Taken together, these factors make the years before the Great War much less sedate and less secure than the sepia photos might suggest, and here, too, is a genuine parallel with our own time. Most of today’s adults grew up during the Cold War, when only two possible outcomes of history seemed imaginable, namely the victory of either Soviet Communism, or US-led capitalism – so much so that Francis Fukuyama saw himself moved (a little prematurely, it turns out) to declare the “End of History” after the Wall came down in 1989. Now, after the collapse of the Soviet Union, we have recovered a sense of history being very real and frighteningly dynamic, of moving at great speed, but without knowing where.

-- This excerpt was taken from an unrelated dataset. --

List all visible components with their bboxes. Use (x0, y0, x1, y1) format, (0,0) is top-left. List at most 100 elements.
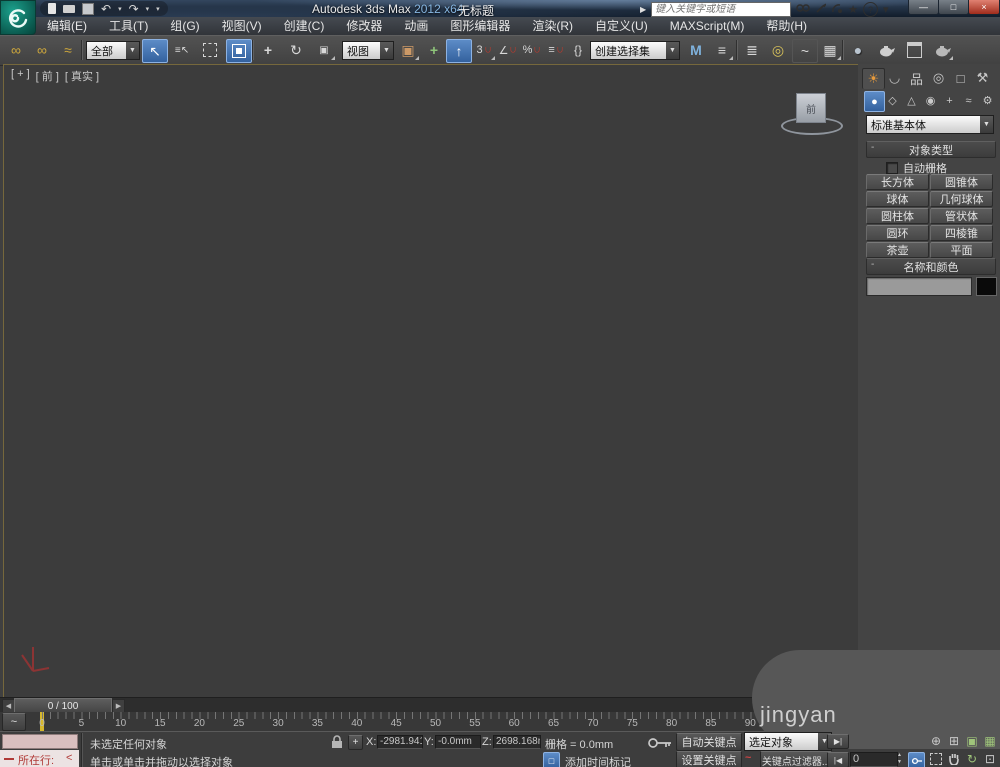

This is what really connects us to those who were living before 1914 – we, too, live in a period that might be described as vertigo years, submerged by rapid change and swift developments, without any clear notion of what the future will bring, whose it will be, where the gravest dangers and the greatest chances lie. The vertigo years of 1900 to 1914 led into catastrophic slaughter. The second period of vertiginous change, our own, may also lead to apocalyptic destruction – there is no lack of appalling scenarios. It is important, however, to remember that even in June 1914 the Great War was by no means inevitable. Worse international crises between the main powers had erupted and been resolved peacefully in the years leading up to it, and it is quite possible that the assassination of an unpopular archduke in an obscure country in the Balkans would have led to nothing more martial than an exchange of diplomatic notes, but it was not to be.
One of the main factors in the outbreak of hostilities was not the popular enthusiasm for war that has been so much written about. Recent historians have demonstrated that there was very little patriotic fervor outside of newspaper front pages with lead articles and the kind of pictures you get if you have a few thousand young men in uniform on a train station waiting to set off to a great adventure. Private letters and diaries speak a very different, more pessimistic and more realistic language. No: the main culprit, it seems, was not enthusiasm but a sense of inevitability, a fatalistic acceptance that war would come, sooner or later, anyway.
I am not sure that it really is possible to learn from history, but perhaps it is worth us remembering that fatalism means losing the battle before it has begun. The cataclysm of 1914 was partly due to a lack of imagination, a catastrophic failure of what novelist Robert Musil called the sense of possibility. That sense may be our most precious good, more important even than fossil fuels, and it may help us to make the parallels of our day with the Vertigo Years 1900-1914 end before the total collapse of our civilization becomes reality once more.